# Tschechien,Lipno-moldaustausee



## bruus (18. August 2005)

moinmoin,
bin gestern aus meinem ersten angelurlaub zurueck gekommen und moechte euch von diesem bericht erstatten auf das es jemanden eine entscheidungshilfe sein kann.

wir sind mit 2 vw-bussen auf den campingplatz modrin in lipno gefahren und konnten dort mit 2 bussen,4 personen,stromanschluss,2 zelten und 10 mal duschen fuer umgerechnet 150 euro 7 tage lang campen.der campingplatz ist sehr zu empfehlen. man kann sich ungestoert ein plaetzchen raussuchen auf dem man sein lager aufschlaegt und direkt vor dem zelt eine feuerstelle errichten!!! dann waren wir *direkt am wasser* eine woche lang ungestoert! es gibt ab 7.30 fruehstueck auf dem platz zu kaufen. die duschen und toiletten sind sehr sauber.
doch jetzt zum wesentlichen:
fuer ca. 50 euro gibt es eine 7-tage erlaubniss und fuer ca.75 eine 14-tage karte zu kaufen. diese sollte man aber *nicht* an der ersten tankstelle kaufen an der es gross dran steht, dass sie welche verkaufen.
es gibt im naechsten ort nach lipno,frymburk, einen sehr zu empfehlenden angelladen, in dem man auch karten ueber fischbestand und allgemeine info's rund um den see kostenlos bekommt.
das personal spricht ganz gut deutsch und hilft gerne weiter.auch koederfische bekommt man dort(meist gruendlinge).
in dem laden haben wir nach einem boot gefragt und die dame gab uns den namen und die adresse von so einem typ im ort, der wohl boote hat.
ein lustiger kerl!!! 
er ist auch der chef-kontrolleur auf dem suedlichen see und sagte uns, dass unsere (an der gewissen tanke gekauften) karten total falsch ausgefuellt seien, und hiess den tankwart des oeffteren "dieser trrrottel" und lachte fasst die ganze zeit.tatsaechlich konnten wir ein ruderboot leihen, dass uns fuer 8 tage 50 euro gekostet hat.(mit e-motor das 10-fache)
wir sind mit dem boot auf dem autodach zum campingplatz gefahren und haben es natuerlich sofort zu wasser gelassen und unser neues echolot installiert.die erste fahrt war leider erfolglos aber sehr interessant!
ueber nacht hatten wir 4 ruten auf koederfisch ausgelegt und zack am naechsten morgen hatten wir an 2 der ruten einen zander haengen. der eine war 60 cm und der andere 38cm gross.
dann gab es erst mal fruehstueck.lecker.
nach dem zanderfilet fuhren wir raus und kaum als wir einen wobbler zu wasser liessen und die rute in den rutenhalter gestellt hatten, lag diese 2 meter hinter uns im wasser und wir dachten ich haette sie mit dem ruder reingestossen. wir fuhren rueckwaerts um sie wieder aufzunehmen und ploetzlich ging es rund.
nach 10 min. drill ging uns ein 87cm hecht in den kescher.
zurueck zum camp und mittag gemacht.lecker die 2.
den naechsten tag gab es 2 zander und einen 45 cm rapfen plus ein paar barsche. eines morgens ein karpfen auf koederfisch!?!
wir hatten jeden tag ordentlich fisch zum grillen fuer uns 4 und unsere nachbarn, die alle sehr nett waren.
ohne boot ist der suedliche teil (auslauf) des see's kaum zu empfehlen.
die besten ergebnisse hatten wir beim schleppen mit wobblern.

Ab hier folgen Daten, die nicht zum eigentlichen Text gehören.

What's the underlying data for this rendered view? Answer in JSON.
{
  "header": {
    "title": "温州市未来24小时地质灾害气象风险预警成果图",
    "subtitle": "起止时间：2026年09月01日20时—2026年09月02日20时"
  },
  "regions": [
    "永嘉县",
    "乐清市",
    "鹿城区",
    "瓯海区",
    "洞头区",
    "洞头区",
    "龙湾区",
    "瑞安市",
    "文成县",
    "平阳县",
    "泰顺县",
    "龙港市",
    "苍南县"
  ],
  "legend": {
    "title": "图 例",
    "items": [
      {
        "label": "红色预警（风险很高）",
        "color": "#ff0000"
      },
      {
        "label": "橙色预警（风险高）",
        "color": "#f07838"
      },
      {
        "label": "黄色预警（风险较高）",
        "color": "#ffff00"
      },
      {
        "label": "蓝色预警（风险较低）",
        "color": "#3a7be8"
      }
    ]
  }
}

es ist alles in allem ein sehr gelungener 1. angelurlaub gewesen.
lange zeit wird es dieses schoene fleckchen camping nicht mehr geben denke ich, da auf der einen seite bereits ,in gewissem abstand, ferienwohnungen stehen und auf der anderen seite im moment ein jachtclub gebaut wird.


so genug erzaehlt.
hoffe es kann jemand etwas mit meinem bericht anfangen und schaut sich diesen traum natur mal selber an.

gruss bruus


----------



## esox (23. Juli 2006)

*AW: Tschechien,Lipno-moldaustausee*

das klingt super wir fahren am 9.9. für ne woche wieder hinn nur das wir ein haus mit boot 20 meter vom wasser gemietet haben.

#6


----------